The problem is given an ARMA equation, it is not enough to uniquely pin down a stochastic process. Both the explosive process and the stationary process can be a solution to \(y_t = \phi y_{t-1} + \epsilon_t\). But for a stationary process expressed as an AR model with \(|\phi|>1\), we can always find an AR(1) process with \(|\tilde\phi|<1\) and a different white noise sequence \(\{\tilde\epsilon_t\}\) that generate the same ACF.

The following theorems state the conditions for the existence of stationary solutions, and the possibility of rewriting non-causal or non-invertible ARMA representations as causal and invertible ones. Since it is always possible to do so, it loses nothing to stick with causal and invertible ARMA processes when modelling stationary time series.

Theorem 9.2 A unique stationary solution to the ARMA process \(\phi(L)y_t = \theta(L)\epsilon_t\) exists iff \(\phi\) and \(\theta\) have no common factors and the roots of \(\phi(z)\) avoid the unit circle:

\[ |\phi(z)|=1 \implies \phi(z) = 1-\phi_1z-\dots-\phi_pz^p \neq 0. \]
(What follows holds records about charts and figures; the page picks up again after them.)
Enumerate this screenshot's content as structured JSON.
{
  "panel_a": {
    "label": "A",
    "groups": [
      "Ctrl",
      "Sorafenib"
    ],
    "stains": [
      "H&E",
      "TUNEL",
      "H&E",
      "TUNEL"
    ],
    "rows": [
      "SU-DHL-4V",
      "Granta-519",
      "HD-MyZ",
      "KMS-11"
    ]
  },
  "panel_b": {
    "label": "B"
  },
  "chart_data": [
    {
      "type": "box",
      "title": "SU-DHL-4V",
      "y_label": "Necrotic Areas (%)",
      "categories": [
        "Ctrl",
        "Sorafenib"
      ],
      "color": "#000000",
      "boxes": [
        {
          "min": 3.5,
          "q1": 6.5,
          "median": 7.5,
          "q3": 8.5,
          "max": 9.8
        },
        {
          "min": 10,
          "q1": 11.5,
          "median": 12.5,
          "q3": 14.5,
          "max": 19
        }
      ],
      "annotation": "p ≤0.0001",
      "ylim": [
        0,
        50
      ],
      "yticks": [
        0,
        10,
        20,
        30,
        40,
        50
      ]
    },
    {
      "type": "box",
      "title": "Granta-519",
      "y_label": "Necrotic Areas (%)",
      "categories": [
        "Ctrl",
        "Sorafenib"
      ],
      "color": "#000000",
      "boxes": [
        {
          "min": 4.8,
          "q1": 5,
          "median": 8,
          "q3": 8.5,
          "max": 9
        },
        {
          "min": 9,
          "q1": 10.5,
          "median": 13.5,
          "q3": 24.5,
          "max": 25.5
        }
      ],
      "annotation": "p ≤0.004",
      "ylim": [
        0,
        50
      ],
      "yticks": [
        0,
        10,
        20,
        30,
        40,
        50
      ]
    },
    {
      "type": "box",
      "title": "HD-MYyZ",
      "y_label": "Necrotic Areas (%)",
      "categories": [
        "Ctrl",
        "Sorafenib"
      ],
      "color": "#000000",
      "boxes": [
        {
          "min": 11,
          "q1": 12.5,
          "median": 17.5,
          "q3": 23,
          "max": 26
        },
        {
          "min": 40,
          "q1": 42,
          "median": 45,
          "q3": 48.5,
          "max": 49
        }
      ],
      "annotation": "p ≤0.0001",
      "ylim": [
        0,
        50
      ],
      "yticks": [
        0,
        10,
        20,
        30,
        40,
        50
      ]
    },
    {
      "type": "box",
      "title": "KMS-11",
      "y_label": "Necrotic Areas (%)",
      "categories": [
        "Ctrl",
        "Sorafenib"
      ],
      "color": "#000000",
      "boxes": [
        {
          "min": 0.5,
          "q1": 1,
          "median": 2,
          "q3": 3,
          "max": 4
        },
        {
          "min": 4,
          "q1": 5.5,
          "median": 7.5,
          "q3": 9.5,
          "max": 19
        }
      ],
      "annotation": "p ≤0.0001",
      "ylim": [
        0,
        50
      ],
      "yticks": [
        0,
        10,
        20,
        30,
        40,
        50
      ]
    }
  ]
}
Theorem 9.3 Let \(\{y_t\}\) be a stationary ARMA process defined by \(\phi(L)y_t = \theta(L)\epsilon_t\). If the roots of \(\theta(z)\) avoid unit circle, then there are polynomials \(\tilde{\phi}\) and \(\tilde\theta\) and a white noise sequence \(\tilde\epsilon\) such that \(\{y_t\}\) satisfies \(\tilde\phi(L)y_t = \tilde\theta(L)\tilde\epsilon_t\), and this is a causal and invertible ARMA process.